What the Fast and Furious Franchise Can Teach Sales Professionals
The Fast and Furious movies have turned into one of the most successful movie franchises of all time, and this coming Friday, installment number 8 will roll into theatres. Love it or hate it, the testosterone-fueled action franchise holds a surprising amount of ideas and narratives that resonate well with us in sales:
Objective, Team Work, and Leadership:
The Fast and Furious team is always faced with incredible odds and unimaginable challenges. Only with serious team work can they get the job done. For example, in Furious 7, Deckard Shaw (Jason Statham) is out to pick-off the team one by one, starting with The Rock. The only way that they can protect themselves, get the God’s Eye device and capture Shaw is by working as a team. Dom Toretto (Vin Diesel) keeps everyone together with his constant preaching of cohesion.

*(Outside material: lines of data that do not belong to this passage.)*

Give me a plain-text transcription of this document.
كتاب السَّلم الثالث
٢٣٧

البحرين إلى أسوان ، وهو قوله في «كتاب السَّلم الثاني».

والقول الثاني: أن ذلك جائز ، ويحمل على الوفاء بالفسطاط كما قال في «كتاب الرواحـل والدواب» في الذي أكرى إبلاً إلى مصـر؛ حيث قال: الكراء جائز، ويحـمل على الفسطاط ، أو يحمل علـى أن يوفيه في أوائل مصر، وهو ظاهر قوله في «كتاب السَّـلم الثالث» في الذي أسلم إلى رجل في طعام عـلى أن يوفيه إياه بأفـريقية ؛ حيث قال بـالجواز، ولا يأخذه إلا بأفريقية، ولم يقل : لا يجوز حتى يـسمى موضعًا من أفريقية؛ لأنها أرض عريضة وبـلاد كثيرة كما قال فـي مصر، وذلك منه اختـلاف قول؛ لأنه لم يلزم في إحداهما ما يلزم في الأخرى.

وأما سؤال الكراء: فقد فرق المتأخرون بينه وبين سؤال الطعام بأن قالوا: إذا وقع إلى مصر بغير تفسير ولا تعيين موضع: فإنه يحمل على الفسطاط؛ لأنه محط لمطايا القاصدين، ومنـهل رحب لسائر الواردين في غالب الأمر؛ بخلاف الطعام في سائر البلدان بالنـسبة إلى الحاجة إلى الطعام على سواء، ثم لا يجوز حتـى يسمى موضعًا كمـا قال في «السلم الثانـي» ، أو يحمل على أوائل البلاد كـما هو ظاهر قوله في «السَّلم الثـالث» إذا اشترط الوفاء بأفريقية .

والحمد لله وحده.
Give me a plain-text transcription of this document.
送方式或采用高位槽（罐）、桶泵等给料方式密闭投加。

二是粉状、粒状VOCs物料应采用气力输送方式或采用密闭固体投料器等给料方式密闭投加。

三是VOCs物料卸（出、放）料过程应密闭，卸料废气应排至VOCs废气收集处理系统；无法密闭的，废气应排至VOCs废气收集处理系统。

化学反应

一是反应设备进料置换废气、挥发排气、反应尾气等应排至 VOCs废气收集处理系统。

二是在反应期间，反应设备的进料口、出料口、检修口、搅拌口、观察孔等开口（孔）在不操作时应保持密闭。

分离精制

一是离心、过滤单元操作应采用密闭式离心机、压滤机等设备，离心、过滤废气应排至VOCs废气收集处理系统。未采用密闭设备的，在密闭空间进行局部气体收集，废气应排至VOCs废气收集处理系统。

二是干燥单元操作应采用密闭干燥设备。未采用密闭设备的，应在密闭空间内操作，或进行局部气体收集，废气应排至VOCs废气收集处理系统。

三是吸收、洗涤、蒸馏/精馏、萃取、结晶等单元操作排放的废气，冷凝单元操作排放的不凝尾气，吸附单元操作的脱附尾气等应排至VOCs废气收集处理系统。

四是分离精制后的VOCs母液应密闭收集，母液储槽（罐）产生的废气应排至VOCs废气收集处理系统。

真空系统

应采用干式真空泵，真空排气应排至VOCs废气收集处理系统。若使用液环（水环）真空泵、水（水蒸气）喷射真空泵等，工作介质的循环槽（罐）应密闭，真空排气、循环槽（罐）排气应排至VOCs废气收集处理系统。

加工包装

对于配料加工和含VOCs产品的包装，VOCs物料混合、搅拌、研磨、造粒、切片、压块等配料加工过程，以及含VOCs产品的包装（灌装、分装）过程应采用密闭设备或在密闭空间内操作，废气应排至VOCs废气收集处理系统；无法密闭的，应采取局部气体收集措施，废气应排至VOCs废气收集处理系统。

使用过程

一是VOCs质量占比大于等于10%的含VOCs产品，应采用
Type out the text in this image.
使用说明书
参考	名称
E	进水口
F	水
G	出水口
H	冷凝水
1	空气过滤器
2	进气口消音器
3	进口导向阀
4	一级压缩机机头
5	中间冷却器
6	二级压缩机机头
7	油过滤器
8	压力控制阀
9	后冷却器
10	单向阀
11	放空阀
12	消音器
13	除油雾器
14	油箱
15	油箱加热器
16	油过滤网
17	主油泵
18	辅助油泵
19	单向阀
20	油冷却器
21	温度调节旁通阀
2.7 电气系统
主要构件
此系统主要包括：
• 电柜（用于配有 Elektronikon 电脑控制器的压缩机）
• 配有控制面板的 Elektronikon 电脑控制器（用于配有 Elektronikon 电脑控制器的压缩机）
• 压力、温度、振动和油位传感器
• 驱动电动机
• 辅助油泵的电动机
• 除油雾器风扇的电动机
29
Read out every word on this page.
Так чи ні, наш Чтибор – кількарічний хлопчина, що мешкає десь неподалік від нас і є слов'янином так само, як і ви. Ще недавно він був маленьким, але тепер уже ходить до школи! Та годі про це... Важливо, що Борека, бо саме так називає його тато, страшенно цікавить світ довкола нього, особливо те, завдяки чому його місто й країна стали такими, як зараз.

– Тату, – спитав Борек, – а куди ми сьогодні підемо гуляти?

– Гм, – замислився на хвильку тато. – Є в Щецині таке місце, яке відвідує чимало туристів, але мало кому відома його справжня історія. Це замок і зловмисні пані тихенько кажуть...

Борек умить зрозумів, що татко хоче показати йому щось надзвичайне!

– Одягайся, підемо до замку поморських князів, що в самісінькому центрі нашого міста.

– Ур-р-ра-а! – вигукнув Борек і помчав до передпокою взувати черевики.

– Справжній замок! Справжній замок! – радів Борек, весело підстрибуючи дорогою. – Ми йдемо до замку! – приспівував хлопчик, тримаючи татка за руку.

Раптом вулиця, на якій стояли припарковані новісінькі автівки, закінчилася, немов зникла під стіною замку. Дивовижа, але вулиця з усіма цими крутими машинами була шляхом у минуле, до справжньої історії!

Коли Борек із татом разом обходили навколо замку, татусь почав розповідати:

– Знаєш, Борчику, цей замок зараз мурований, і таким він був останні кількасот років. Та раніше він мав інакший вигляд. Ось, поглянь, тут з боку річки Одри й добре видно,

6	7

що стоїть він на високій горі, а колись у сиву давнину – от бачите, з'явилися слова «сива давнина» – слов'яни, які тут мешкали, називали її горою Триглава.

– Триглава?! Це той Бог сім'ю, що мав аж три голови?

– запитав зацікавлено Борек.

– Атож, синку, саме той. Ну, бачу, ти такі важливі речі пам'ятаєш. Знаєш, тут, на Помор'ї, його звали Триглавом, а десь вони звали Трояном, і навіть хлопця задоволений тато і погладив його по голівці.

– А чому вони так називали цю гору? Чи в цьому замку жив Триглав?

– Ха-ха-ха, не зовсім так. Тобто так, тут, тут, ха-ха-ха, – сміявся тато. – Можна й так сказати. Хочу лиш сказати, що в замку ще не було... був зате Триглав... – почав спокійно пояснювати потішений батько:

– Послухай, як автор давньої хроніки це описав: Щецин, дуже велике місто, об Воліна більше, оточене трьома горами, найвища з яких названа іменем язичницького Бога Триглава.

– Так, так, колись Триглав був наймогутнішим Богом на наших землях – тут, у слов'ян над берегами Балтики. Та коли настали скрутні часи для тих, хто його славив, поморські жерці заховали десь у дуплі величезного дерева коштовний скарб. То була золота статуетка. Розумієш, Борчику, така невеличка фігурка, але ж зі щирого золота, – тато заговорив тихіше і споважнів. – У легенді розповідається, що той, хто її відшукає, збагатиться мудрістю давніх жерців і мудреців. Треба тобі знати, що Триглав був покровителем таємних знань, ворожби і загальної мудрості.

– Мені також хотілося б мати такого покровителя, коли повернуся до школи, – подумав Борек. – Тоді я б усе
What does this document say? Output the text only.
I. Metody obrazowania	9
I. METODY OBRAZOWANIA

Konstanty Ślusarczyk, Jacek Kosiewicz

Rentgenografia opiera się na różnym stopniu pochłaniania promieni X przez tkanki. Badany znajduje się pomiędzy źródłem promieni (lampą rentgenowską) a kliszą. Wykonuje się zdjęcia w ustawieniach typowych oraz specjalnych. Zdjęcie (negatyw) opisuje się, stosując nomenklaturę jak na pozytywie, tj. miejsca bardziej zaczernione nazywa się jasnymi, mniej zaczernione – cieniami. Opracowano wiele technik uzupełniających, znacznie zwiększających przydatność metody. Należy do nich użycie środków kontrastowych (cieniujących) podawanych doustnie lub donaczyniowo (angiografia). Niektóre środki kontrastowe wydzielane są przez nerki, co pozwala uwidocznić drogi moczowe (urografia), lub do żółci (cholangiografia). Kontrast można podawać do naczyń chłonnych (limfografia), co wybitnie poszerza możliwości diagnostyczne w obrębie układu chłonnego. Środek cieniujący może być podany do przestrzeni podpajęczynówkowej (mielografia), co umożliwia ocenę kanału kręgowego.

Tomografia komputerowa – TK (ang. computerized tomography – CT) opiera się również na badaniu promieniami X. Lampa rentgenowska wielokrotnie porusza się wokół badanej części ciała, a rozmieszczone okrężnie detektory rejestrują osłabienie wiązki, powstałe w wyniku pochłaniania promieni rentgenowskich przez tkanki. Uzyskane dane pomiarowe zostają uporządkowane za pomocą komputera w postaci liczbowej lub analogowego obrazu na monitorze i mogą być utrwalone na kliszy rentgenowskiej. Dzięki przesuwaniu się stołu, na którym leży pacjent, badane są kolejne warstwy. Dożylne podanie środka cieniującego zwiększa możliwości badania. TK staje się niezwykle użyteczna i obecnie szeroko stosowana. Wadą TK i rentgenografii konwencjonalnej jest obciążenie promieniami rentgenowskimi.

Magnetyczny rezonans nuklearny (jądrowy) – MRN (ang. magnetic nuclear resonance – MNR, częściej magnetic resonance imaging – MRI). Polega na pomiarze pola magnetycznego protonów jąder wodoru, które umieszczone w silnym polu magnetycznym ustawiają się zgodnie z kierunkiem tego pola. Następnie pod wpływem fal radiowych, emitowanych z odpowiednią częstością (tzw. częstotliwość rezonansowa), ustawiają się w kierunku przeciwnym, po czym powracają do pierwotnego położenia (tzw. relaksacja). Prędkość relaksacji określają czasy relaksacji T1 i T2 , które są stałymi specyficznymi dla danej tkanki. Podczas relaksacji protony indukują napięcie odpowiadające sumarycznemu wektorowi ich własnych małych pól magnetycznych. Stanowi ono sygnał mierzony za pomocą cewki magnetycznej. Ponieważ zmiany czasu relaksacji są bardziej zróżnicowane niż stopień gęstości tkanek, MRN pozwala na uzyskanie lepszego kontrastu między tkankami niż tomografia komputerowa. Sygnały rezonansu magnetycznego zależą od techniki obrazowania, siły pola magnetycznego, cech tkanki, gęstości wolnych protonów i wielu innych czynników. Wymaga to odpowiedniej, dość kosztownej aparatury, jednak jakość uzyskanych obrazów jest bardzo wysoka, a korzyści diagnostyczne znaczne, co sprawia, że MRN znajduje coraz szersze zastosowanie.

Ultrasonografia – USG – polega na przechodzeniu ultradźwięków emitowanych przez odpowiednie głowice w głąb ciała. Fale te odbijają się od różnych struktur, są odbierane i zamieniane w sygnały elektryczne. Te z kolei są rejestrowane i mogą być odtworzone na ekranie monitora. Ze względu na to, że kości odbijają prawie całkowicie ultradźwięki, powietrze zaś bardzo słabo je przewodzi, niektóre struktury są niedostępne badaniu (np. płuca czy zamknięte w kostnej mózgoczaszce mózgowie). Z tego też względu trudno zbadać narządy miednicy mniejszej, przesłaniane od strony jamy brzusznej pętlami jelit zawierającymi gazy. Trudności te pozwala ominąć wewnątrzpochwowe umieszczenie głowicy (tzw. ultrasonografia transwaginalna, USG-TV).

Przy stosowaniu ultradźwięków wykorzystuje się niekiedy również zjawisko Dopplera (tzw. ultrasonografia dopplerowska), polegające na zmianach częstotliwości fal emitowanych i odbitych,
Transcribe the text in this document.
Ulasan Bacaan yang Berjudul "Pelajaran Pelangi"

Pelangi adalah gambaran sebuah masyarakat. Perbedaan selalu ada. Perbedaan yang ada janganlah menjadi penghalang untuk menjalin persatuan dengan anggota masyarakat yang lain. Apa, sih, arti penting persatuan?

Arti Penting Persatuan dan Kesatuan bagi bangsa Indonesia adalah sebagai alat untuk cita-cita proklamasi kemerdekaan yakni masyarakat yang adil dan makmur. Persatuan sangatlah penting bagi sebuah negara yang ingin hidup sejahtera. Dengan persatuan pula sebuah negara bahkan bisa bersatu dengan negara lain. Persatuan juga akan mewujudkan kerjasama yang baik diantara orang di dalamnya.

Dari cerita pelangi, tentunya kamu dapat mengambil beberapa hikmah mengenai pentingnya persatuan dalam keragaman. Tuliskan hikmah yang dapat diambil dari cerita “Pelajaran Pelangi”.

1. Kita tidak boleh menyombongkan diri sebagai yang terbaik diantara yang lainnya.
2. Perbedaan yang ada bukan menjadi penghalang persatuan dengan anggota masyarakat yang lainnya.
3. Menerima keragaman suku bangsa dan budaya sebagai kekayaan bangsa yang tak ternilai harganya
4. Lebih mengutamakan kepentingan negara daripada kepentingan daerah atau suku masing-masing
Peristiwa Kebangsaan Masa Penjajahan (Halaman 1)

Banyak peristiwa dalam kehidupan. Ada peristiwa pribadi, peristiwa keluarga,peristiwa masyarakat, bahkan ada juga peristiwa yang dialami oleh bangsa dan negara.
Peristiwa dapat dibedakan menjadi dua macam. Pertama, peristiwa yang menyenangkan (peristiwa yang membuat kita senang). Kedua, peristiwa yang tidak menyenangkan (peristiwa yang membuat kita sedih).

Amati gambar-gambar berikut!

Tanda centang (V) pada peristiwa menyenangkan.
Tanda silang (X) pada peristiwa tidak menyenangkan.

Similarly, sales people need to work and think as a team. While each account may be assigned to one account executive, he or she relies on the support of a good sales manager and other sales support roles who can provide the tools and guidance to reach their goal. At the same time, the entire sales organization is there to provide expertise during the sales process.
Vin Diesel never shies away from getting his hands dirty from protecting his friends and family. With each installment, they face bigger obstacles that can only be solved with planning, strategy, teamwork, and skill.
In sales, you should always strive to set high expectations and get out of your comfort zone. This can be done through a number of ways, for example by learning something new every day, by becoming more tenacious in your prospecting endeavors, or by adopting a willingness to challenge yourself. Set yourself up for success by creating daily, monthly, and quarterly goals so you can measure progress without losing sight of the bigger picture.
Learn from Mistakes
The Fast and Furious team is not exactly a group of angels. They have regrets and made mistakes that have cost them dearly. Yet, they accept their shortcomings, learn from their mistakes, and have taken the steps to better themselves.
In sales, mistakes are common and can quickly snowball into larger, more serious issues for the entire sales organization if the root cause of the problem is not eliminated. Salespeople shouldn’t dwell on lost opportunities or rejections, but it’s important to evaluate and learn from them. Sales coaching can go a long way here, to target specific areas that need improvement.
If you suspect the source to be sales process-related, conduct an independent win/loss analysis to gather intel directly from your customer base to obtain a better understanding of your organization’s strengths and weaknesses.
At the end of the day, both the Fast and Furious team and salespeople are fixated on winning. In the Fast and Furious world, it might mean to race the quarter mile in under 9 seconds. For us in sales, it means meeting goals, helping clients, closing deals, and forging new business relationships.
And what’s not to like about that attitude?